Our little apartment was actually in one of the old agricultural buildings, but don't think barn. This was an old three-story masonry building, with walls three feet thick, which had been lovingly decorated in the stylish way only the Italians can do with such panache. Beautiful living area with open beams, a tile floor, a sofa which pulled out to make a bed for five-year-old Amy, a truly functional kitchen, God as my witness, in an armoire, and a dining area with a window that looked out above the terrazza and pool over the Tuscan hills to a fifteenth-century church and, on a good day, to the barely perceptible dome of the Duomo of Florence on the distant horizon. The bedroom was small but equally stylish and had the same priceless view. And all this plunk in the middle of a working vineyard, some 13 miles west of of the city. Heaven.
As to airfares, the cheapest commercial airfare we could find was $1150, and that in 1995 dollars, mind you, so that was impossible. But Bob found us a charter fare (that's another adventure, but maybe later) for $550 per person, and the trip was a go.
That trip was memorable for so many reasons, but I suppose most importantly because we were able to share it with daughter Amy, and, unfortunately, she has to stay stateside and work this time around while her prodigal parents run off to cavort. Mind you, I'm not entirely sure how much Amy derived from the experience. Back home and after the dust settled a bit, her teacher parents were eager to learn what their little prodigy had enjoyed most about the trip: the incredible architecture, the fabulous art, the food, the thrill of a new culture. Amy furrowed her brow in concentration and then announced confidently, "Pijjins!" Oh, great, all she'll remember twenty years from now is chasing the @#$#% pigeons across half the piazze in Italy! OK, ok, she's only five, let's try again: "So what did you like second best?" More serious concentration, and then the oracular response: "Horthiz!" She had a lisp at the time that her father thought was adorable...up to that very moment. Oy! So much for culture. But I know that somewhere in that little subconscious my daughter was learning to embrace things new and different and to look upon the world, not as foreign, but as another wonderful neighborhood to explore.
So this trip is a bit of a sentimental journey. And yet it is perhaps more precious still. First, if we were people of great means, we'd easily be able to make the trip, but would we ever be able to appreciate what an incredible opportunity it is if it weren't so far beyond our limited means but for the grace of a wonderful friend? No doubt Donald Trump travels to places I'll never see, but does he really enjoy any of them as much as we will this trip, knowing what the odds against our making it are? The other factor which points up the preciousness, if you will, of the trip is our age. There is a very good chance that Sandy and I will not have another such opportunity again, though I am hopeful we will. Now, don't get me wrong, I'm not being morbid. Sandy and I have enjoyed robust health for the last ten years, almost disgustingly so. I'm a youthful 60 and she a youthful, uh, thirty-nine....ish. Still, we have enough close friends who are dealing with various health issues to know that it truly is luck, and maybe some good genes. We both abused our bodies pretty badly in our wild and reckless youths. If that weren't enough, when we were in Italy last summer my brother-in-law died in his sleep at the ripe old age of 58. My poor, sweet, sensitive niece had to come into her parents' bedroom to confirm that her father was dead...on Father's Day. Then when we returned, we went to visit my best friend of forty-odd years and learned when we arrived in Nashville that he had terminal cancer. We had a wonderful time in spite of the pall--just being in the presence of those precious people is food for the soul--and Steve and I had a chance to say openly things which guys are so often reluctant to say, even when they know they should. On the way home we stopped by Kingsport to visit Sandy's family and pick up some furniture for Amy and headed home three days later. I was driving the rental truck and Sandy leading in the car; we had made it all the way to Winston when Sandy called sobbing into the cell and told me to pull over: despite being told that he had several months to say his goodbyes, Steve was dead of a brain hemorrhage three days after I last saw him. Hardly a day goes by that I don't think of that sweet soul without a smile and a tear.
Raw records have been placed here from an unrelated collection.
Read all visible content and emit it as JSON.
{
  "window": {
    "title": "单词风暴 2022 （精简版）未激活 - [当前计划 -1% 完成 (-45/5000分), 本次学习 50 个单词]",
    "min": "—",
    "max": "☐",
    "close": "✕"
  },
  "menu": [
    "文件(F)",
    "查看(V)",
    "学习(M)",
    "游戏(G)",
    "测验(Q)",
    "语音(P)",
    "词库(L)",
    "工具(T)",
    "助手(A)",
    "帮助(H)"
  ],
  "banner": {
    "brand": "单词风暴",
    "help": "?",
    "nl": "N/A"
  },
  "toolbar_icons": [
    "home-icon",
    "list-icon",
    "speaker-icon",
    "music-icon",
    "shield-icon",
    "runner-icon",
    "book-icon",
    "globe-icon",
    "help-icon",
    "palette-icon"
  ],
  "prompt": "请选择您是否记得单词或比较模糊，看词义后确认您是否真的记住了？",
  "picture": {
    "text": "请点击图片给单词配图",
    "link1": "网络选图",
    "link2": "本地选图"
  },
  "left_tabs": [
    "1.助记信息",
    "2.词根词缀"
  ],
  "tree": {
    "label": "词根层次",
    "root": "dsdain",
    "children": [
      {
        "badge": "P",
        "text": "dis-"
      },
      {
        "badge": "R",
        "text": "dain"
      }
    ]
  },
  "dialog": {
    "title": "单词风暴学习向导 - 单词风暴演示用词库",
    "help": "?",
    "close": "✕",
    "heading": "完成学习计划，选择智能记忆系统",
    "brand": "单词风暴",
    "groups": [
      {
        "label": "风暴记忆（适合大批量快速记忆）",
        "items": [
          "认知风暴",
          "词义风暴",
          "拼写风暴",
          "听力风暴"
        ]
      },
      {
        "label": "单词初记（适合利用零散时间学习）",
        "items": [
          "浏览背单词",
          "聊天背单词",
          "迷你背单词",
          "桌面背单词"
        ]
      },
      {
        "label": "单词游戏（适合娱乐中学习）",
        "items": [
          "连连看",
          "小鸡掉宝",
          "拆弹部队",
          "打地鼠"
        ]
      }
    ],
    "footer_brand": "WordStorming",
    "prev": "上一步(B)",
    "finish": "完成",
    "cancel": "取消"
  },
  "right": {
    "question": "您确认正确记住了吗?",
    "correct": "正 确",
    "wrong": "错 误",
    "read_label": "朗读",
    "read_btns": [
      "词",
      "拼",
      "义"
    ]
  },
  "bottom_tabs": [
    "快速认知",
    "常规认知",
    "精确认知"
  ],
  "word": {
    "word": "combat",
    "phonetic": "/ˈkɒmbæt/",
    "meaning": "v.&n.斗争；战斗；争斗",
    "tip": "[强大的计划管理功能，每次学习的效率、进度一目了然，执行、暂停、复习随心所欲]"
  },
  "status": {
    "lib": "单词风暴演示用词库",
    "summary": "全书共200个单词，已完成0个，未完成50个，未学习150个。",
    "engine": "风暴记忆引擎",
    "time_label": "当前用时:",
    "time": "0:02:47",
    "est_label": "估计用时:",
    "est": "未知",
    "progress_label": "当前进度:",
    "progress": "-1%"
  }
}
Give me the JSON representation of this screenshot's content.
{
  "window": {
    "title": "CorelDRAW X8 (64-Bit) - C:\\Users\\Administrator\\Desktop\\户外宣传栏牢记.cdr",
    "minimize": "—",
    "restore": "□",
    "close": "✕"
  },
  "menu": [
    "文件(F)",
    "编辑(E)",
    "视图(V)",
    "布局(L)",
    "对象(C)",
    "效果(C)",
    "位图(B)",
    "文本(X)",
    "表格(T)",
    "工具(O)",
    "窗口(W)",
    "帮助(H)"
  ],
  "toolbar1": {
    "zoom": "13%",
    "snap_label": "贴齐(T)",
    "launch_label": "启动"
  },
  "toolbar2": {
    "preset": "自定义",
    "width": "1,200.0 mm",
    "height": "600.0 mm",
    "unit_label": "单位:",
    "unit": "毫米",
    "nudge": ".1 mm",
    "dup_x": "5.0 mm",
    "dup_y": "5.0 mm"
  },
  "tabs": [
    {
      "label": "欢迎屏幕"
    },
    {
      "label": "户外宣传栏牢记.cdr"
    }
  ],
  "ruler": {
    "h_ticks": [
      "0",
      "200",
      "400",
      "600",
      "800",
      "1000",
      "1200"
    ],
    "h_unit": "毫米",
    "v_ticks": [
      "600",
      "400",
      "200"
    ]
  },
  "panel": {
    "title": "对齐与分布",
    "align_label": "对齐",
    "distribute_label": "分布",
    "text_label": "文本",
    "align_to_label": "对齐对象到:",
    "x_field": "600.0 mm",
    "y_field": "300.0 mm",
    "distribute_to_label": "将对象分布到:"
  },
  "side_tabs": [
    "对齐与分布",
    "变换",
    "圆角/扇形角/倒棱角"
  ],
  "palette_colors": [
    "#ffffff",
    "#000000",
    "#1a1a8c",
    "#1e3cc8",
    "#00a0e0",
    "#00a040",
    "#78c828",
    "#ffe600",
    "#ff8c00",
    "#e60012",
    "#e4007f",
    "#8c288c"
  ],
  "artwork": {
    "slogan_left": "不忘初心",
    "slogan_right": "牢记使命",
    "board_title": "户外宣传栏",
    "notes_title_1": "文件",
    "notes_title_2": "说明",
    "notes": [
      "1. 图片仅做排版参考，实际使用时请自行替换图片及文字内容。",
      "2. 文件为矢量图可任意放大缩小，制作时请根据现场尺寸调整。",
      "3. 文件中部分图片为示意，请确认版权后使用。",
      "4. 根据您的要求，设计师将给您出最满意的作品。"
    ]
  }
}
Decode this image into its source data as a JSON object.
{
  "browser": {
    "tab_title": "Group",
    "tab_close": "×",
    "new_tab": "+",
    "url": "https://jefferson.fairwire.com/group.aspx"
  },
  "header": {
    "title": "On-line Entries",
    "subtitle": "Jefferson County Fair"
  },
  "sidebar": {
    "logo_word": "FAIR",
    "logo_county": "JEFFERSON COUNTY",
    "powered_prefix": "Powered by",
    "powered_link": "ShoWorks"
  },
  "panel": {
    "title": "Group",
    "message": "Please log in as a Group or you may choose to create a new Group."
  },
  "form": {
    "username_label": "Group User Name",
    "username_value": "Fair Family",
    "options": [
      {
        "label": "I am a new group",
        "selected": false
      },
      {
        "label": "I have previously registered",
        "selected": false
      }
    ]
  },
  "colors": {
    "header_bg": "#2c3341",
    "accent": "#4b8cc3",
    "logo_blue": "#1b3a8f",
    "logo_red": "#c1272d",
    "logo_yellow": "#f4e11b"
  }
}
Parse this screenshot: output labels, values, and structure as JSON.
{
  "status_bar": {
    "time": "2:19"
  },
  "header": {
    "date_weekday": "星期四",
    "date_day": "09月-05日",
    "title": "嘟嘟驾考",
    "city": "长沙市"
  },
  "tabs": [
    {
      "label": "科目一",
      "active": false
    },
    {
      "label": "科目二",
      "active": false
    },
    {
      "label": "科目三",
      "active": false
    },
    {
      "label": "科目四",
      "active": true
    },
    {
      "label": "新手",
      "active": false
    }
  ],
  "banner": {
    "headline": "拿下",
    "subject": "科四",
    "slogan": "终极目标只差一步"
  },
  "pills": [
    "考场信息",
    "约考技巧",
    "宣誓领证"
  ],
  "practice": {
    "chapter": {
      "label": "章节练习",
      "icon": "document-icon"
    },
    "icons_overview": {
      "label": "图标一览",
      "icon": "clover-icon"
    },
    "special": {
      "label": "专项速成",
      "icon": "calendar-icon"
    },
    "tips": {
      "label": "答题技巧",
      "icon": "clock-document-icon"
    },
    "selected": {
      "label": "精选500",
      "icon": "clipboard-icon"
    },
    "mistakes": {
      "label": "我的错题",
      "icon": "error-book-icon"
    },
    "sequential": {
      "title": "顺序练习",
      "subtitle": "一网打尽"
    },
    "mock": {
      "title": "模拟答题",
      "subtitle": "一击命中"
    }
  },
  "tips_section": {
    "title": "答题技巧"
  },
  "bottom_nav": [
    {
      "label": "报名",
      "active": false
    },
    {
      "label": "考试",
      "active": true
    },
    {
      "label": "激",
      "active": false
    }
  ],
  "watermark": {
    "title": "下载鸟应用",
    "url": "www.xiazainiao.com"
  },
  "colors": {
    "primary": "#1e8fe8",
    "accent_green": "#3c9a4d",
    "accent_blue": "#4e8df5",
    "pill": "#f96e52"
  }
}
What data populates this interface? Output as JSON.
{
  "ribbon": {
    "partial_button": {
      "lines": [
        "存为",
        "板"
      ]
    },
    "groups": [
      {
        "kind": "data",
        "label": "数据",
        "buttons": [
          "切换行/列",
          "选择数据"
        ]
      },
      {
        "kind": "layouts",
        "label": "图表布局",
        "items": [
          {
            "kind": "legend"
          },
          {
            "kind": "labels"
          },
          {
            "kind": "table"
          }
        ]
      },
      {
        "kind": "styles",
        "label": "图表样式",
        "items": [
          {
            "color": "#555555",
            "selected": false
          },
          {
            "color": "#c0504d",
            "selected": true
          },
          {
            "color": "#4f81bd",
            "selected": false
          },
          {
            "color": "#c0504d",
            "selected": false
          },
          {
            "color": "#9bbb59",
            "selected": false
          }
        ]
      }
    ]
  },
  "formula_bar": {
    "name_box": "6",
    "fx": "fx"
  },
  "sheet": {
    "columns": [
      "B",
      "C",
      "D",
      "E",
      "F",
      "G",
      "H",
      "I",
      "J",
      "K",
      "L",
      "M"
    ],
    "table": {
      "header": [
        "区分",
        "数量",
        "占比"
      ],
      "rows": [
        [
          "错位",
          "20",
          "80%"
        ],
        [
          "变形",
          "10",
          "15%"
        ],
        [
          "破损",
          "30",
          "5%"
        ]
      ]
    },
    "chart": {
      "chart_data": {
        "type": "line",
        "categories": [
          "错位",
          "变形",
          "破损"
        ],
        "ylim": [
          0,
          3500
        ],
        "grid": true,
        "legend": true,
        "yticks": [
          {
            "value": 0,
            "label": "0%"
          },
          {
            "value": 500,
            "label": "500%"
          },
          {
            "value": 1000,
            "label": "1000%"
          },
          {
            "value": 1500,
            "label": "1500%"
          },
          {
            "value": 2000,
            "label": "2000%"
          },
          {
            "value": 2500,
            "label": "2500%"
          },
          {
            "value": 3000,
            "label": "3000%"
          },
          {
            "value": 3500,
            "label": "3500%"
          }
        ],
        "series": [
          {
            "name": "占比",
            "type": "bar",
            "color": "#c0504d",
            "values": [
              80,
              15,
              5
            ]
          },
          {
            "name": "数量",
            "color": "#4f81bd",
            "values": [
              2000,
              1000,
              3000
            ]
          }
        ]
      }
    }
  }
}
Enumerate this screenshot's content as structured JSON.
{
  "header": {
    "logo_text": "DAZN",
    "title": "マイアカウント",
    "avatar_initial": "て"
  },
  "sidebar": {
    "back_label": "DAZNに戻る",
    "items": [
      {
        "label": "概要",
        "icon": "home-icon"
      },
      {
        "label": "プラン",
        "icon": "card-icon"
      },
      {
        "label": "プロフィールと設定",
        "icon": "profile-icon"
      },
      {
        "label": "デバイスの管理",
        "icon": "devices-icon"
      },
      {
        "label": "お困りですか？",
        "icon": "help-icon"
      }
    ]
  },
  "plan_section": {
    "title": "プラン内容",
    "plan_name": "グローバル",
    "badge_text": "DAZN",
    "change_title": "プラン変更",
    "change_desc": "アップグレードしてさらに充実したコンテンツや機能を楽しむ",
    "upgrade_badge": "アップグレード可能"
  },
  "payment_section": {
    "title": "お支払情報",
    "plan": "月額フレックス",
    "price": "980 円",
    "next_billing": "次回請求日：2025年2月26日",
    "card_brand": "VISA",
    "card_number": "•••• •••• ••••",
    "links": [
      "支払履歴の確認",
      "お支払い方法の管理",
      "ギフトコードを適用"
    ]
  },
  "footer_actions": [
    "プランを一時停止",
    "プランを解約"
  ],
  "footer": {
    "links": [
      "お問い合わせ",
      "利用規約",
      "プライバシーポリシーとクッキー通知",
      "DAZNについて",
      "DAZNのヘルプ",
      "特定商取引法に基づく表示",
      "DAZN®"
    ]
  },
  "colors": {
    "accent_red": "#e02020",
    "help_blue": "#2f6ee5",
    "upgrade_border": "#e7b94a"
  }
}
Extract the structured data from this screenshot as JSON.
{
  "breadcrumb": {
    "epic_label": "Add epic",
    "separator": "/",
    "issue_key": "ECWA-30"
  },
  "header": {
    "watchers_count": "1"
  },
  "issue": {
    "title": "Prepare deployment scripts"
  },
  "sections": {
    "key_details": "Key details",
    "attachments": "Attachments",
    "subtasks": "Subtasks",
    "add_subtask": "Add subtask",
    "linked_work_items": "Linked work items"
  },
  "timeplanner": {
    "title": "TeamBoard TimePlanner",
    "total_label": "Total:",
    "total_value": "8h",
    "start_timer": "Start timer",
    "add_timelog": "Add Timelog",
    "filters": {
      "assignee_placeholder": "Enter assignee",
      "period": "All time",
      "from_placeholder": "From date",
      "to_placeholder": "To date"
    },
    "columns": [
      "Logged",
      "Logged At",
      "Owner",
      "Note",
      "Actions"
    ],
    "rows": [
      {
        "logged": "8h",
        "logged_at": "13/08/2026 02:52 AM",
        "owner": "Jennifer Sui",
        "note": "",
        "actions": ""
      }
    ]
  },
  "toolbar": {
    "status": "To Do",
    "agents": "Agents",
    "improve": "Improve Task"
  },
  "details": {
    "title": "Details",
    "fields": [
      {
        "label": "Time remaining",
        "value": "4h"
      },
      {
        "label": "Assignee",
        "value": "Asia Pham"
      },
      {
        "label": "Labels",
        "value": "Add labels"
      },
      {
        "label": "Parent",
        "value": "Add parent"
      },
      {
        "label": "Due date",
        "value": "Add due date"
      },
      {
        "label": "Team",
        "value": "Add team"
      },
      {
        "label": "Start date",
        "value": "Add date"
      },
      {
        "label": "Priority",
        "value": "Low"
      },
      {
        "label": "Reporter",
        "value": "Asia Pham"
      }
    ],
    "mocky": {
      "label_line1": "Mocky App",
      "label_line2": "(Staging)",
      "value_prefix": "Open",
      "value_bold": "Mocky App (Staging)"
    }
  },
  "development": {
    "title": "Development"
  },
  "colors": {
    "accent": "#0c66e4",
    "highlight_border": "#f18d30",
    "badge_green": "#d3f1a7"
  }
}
So, Fates, please don't willfully misunderstand me; I'm not bragging on my health, I know perfectly well that every day after 55 has been a gift. If I had any doubts, studying a classical culture where, we think, the average life expectancy was something less than thirty years has cured that. On the other hand, if it's all the same to you, dear Fates, I wouldn't mind a few more years, so, Ladies, keep right on weaving that tattered old tapestry if you please, and Atropos, I know how busy you are with those shears ("Snip, snip snip, all I ever do is snip, snip, snip!") so feel free just to pass me over as long as you like. In the meantime, I promise I will not take a single minute for granted, and I will raise a toast every day in Italy to those who would and/or should be there with me but are not. And that includes you, gentle reader.